Mais alors, puisque encore aujourd'hui ni le libraire ni le critique ne guident le public, comment se diriger dans ce dédale ? Heureusement, une femme tient à jour cette bibliothèque borgésienne. Elle se nomme Christine Genin. Son Labyrinthe est le point de départ à toute recherche de textes en ligne, qu'ils soient classiques ou contemporains, qu'ils utilisent les fonctions du Net ou pas. Le Labyrinthe recense tous les textes en ligne, en les classant. Ce n'est qu'un point de départ. Mais il est essentiel. Ensuite, quelques liens aisément discernables dans cinq à dix sites de choix aident à naviguer sur les flots mouvants des textes, essais, poèmes, journaux ou romans en ligne.
En attendant l'éditeur qui regrouperait en ligne les textes importants, avec des liens, et des livres imprimés, voici un aperçu de ce qui existe au début 2007, soit dix ans après les balbutiements de 00h00, dont j'étais, et huit ans après les premiers e-Book.
Des revues en ligne, des blogs, des liens hypertextes, des lettres d'information font découvrir les auteurs de l'écran. Ces sources se trouvent en ligne, uniquement. Le relais dans la presse écrite spécialisée, pour l'instant, tarde. Seuls de trop rares éditeurs perçoivent l'intérêt de ce renouveau de la diffusion.
Sur le Net, on ne lit pas que des blogs d'adolescents en mal de confidence - et quand bien même ? -, ni seulement des recettes de cuisine - même si de temps en temps... Nombre d'écrivains se prennent au jeu. Des auteurs reconnus par une maison d'édition et un public jouent avec l'écran et la souris : Beinstingel, Bon, Detambel, Delaume, Pennequin... Parfois inventifs avec ces outils électroniques mis à leur disposition, ils trouvent un écho de leurs travaux, voire une version imprimée de leurs oeuvres chez leurs éditeurs. D'autres sont d'ores et déjà connus sur la Toile. Certains d'entre eux ont quelques milliers de visiteurs réguliers par jour (1). Pourtant ils éprouvent encore les plus grandes difficultés à être édités.

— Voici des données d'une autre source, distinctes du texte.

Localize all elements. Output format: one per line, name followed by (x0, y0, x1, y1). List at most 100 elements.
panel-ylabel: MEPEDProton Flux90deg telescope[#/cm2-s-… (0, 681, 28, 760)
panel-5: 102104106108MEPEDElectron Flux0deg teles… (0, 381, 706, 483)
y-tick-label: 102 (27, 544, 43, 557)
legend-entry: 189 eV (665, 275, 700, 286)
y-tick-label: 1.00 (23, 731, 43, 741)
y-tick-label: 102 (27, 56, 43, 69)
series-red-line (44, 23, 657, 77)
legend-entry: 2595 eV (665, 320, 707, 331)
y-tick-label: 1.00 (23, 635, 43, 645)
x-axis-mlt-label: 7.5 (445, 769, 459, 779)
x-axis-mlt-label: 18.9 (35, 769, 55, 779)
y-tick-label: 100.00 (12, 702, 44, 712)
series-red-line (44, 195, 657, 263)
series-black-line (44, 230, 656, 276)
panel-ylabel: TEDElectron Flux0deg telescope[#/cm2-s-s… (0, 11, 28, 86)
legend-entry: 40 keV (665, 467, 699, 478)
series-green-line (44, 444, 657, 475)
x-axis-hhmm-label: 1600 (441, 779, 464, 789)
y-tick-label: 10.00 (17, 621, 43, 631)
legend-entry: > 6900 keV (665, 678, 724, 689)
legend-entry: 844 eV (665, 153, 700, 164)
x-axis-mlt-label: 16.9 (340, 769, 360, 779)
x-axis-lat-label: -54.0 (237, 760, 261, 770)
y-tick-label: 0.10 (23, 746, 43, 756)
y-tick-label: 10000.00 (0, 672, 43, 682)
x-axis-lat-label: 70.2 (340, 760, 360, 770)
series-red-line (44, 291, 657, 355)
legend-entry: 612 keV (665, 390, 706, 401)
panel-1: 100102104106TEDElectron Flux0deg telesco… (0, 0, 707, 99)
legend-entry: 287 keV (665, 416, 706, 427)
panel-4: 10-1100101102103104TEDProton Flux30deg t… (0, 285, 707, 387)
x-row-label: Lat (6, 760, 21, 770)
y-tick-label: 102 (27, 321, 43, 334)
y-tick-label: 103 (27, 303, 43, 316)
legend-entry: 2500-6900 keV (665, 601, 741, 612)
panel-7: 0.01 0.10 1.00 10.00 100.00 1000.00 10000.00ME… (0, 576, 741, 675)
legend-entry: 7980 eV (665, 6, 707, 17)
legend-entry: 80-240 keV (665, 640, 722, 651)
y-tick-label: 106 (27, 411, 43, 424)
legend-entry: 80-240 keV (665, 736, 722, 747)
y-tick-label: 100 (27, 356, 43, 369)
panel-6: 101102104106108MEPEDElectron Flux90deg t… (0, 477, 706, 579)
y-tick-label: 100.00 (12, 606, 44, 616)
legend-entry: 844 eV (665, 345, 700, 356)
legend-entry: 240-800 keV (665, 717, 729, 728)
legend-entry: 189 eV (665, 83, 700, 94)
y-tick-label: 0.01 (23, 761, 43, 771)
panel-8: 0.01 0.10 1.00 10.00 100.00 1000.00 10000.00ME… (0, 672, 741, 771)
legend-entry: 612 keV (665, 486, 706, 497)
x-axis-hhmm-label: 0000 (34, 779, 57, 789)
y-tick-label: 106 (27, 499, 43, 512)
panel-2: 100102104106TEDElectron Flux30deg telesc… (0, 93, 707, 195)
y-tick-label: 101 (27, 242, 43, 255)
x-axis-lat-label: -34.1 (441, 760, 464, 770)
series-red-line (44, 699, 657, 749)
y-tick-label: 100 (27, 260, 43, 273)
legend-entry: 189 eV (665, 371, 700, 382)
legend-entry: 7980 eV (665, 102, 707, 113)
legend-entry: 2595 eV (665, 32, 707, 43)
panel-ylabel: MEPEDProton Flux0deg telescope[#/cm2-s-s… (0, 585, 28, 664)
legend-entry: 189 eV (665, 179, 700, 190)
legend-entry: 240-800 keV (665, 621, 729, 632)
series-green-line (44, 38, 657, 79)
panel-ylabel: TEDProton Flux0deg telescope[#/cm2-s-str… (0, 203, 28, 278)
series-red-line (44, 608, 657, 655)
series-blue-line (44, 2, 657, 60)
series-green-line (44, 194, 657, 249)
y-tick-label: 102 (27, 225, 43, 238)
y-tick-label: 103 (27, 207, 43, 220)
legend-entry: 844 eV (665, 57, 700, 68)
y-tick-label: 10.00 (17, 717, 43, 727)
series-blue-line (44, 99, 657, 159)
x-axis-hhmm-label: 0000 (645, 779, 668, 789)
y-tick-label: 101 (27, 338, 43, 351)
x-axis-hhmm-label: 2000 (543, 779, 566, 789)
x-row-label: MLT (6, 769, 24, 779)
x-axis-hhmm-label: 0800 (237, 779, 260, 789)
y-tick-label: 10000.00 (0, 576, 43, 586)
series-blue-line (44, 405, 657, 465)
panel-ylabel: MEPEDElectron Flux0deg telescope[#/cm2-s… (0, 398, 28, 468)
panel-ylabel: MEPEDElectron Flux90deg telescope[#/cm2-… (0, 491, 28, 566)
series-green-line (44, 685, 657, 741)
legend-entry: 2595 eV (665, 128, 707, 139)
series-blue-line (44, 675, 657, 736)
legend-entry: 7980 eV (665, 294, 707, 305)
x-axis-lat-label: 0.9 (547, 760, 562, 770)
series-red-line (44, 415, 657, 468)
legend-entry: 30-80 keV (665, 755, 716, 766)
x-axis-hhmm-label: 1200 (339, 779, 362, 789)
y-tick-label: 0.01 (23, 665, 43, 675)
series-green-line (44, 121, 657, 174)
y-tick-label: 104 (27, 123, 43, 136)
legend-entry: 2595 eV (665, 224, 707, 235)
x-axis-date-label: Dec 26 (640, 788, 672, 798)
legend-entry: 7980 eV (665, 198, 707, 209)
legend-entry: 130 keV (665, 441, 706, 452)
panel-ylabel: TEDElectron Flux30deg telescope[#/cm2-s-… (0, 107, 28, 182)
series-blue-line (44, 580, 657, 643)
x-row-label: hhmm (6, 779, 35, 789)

Ce manque de reconnaissance de l'édition traditionnelle tient à plusieurs raisons. Les réticences naturelles qu'éprouve la plupart des éditeurs à publier une oeuvre par ailleurs gratuitement disponible à l'écran. En effet, cette publication provoquerait des coûts financiers (préparer, faire imprimer, diffuser, distribuer et vendre un texte coûte cher, environ 80% du prix de vente du livre) qui, couplés à la gratuité du même titre en ligne, peuvent paraître saugrenus, voire incongrus. En outre, rendre compte d'oeuvres multimédias en une version composée de caractères et d'espaces imprimés noir sur blanc, sur des cahiers reliés entre eux, aisément repérables par des folios numérotés en ordre croissant, peut sembler totalement impossible. La Maison des feuilles, de Mark Z. Danielewski, que Denoël a publié en 2002 est en effet illisible sur du papier. Tristram Shandy de Lawrence Sterne ou même la Bible aurait toute légitimité en ligne. Et l'édition s'adaptera très rapidement. Son histoire le montre suffisamment.
Ces mises en ligne de texte, avec ou sans éditeur, confirmentelles un effet de mode ? On pourrait le penser parce qu'on parle beaucoup du web. D'ailleurs certains blogs d'auteurs populaires ont été créés par leur éditeur pour les bienfaits de la communication autour du livre à vendre.
Mais pour ceux qui ont envie d'essayer autre chose, d'expérimenter ? Ne s'agit-il pas plutôt d'un intérêt pour des outils qui provoquent des nouvelles façons d'écrire, des ruptures dans le mode de narration traditionnel - ou du moins en usage au XXe siècle ? D'un besoin, d'une envie de renouveler le mode de narration romanesque ?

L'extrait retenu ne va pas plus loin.